Наша лодка пристала к ровному сверху, гладкому камню размером, может, ну с хату, не раздольней, выступавшему из воды всего на аршин какой. На бело-жёлтом от луны камне стояли боком к нам двое и целовались. Маленькая, тоненькая, как игла, девушка стояла на цыпочках у парня на носках глянцевито-черных туфель, поталкивала его коленкой в коленку, и парень послушно приподымал её на носках своих.

То был прощальный поцелуй.

Так уж велось, больше одной пары здесь не должно быть разом, а потому минуту спустя лодка уходила назад; девушка долго махала нам в ответ белой косынкой, махала, пока парень не обнял её за плечи; их слил поцелуй.

Пропала, уползла из виду лодка; остались мы одни, луна и море.

Не-е, самому надо там побывать, тогда, может, и постигнешь, что же хорошо море в ночь тихую, светлую… Вот знаешь, перед тобой вода, а глядишь на неё в такую ночь – нет, не вода, золото блестит, режь струной на плиты да и неси в дар людям.

17

Где правда, там и счастье.

Лев уже и львёнком грозен.

А на поверку, поливуха эта разве что не святая.

Нету в округе человека, не любил бы кто, а раз так, так нету и человека, кто не свиданничал бы на ней.

В день золотой, серебряной ли свадьбы старики норовят встретить восход солнца здесь, где Бог знает и когда дали обет верности.

Так вот, пробыли мы на поливухе раз до ветра, до раннего утра, пробыли два. А где два, там и три…

– Постой, постой, это ты липу сгонял. А где ж спал?

– Где… С рассветом добирались до города, я провожал её к её подъезду, а там вприскок летел – это было ближе общежития – к себе на посудину, старую и полурассохшуюся, некогда знавшую и заморские столицы, и индейские фиквамы,[25] и ветры всех широт.

Забирался в капитанскую каюту и спал, покуда не проявлялся народ.

Спал я будко.

При первых посторонних звуках вскакивал бодрый, свежий, готовый к труду и обороне от шпилек, что сыпались на новичка-неумёху со всех ветров.

Сцепив зубы, со злостью и рьяностью делал молча всё подряд, что мне ни вели; не прохлаждался, не гонял я чичеров – надсаживался, гнал глаза на лоб, а делал, и делал грех жаловаться.

Вчера вот к вечеру лопатил в охотку палубу. Подходит старшой. Туда глазом, сюда глазом. Наблюдает.

Я на него ноль эмоций, будто его и нету. Думаю, сейчас ещё понукать начнёт, скорей, скорей, мол, давай. Я уже ответ на такой случай держу: "Скорей сгорел, один постой остался".

Только он ничего, выставил пузо, хоть блох колоти, молча лыбится. Смотрю, возлагает мне руку на плечо.

Я остановился.

– Сердито, хлопче, ломаешь горб. Молодчага! – и тычет за спину кулак зубоскалам из рубки: всё задирались они ко мне. Там тех чертей семь четвертей, у этих в зубах не застрянет.

– Сердит ёж, – отвечают со смехом, и смеются уже так, без зла совсем; чувствую, не прочь признать за своего.

Николаха на попятки не ходит.
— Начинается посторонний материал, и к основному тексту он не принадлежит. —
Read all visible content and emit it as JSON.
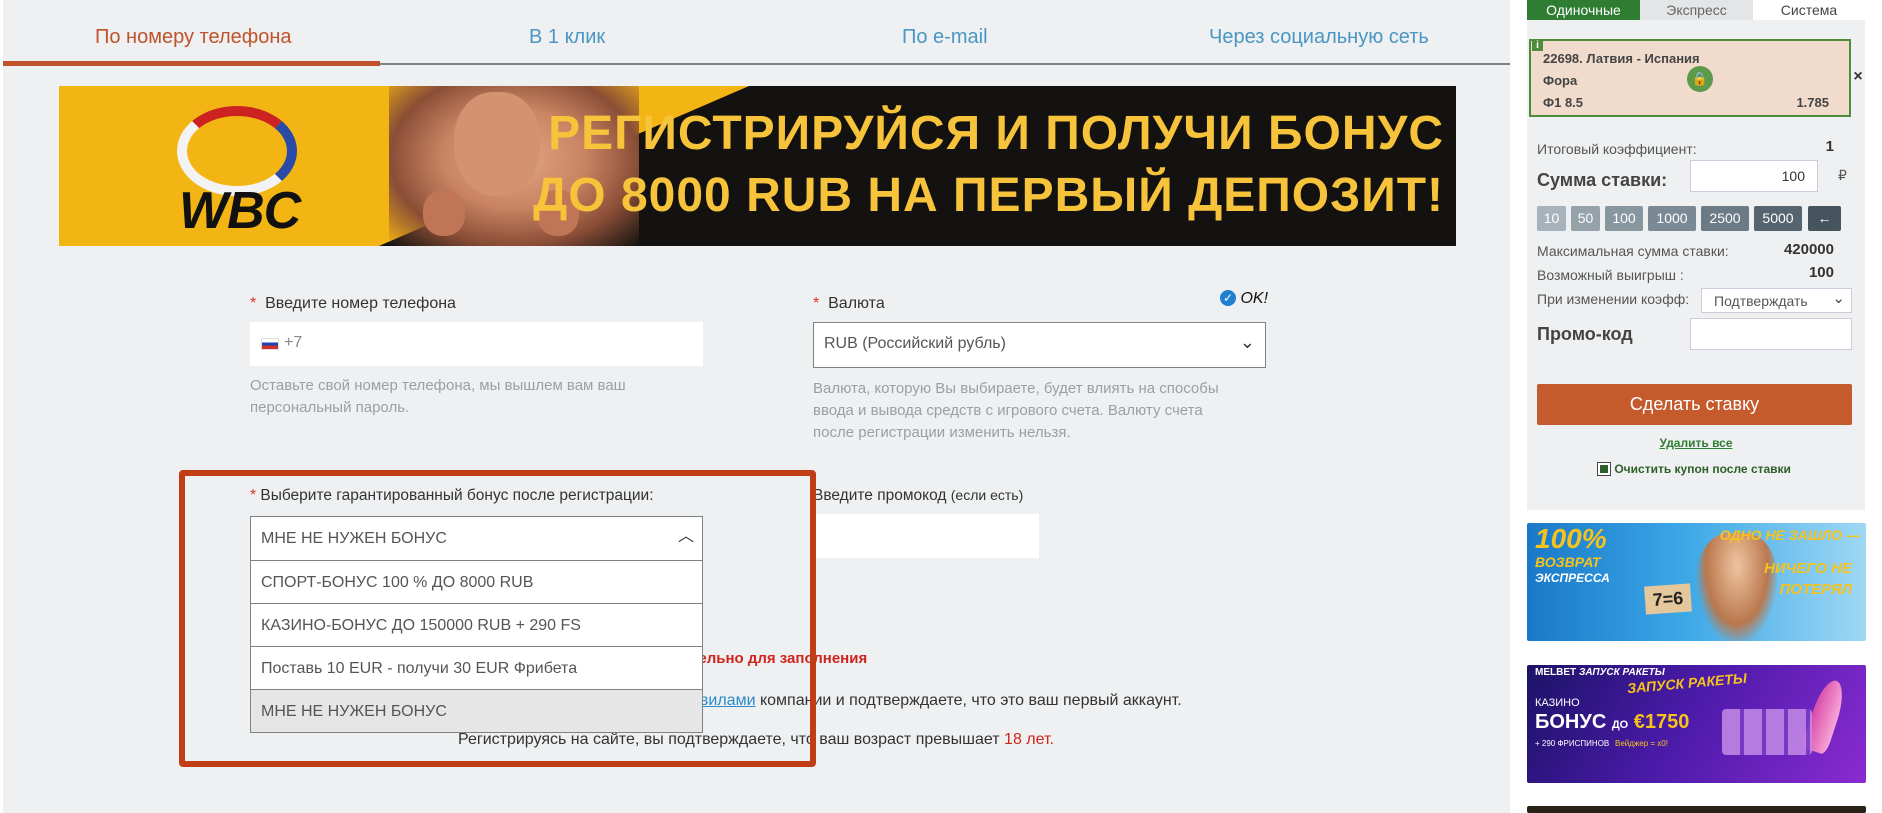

Всё, свои корабли сожжены, теперь дело свято… Э-э, да дай Вязанке только за нитку ухватиться – до клубка сам доберётся. Дай только на тропку ширью в ладошку выбраться – на большаке вознепременно будет!!!

Я совсем не узнаю Вязанку. Никогда не видал таким: весь светится радостью.

– Ты чё сияешь, как начищенный пятак? – спрашиваю. – Залетела сорока в высокие хоромы, не знает, где и сесть?

– А вот теперь, Гриша, знаю! – Вязанка выставил указательный палец. – Наверное знаю! Оттрубил часы свои вчерашние да и с колокольни вон. Пена с меня хлопьями, а я знай сыплю. Быстрей, быстрей к Танику-титанику!

Сели на краешек поливухи, ноги у самой воды.

Таня (она в моём пиджаке внапашку) то да сё да и поднеси к глазам воображаемый бинокль.

– Да наша поливуха преотличный наблюдательный пост.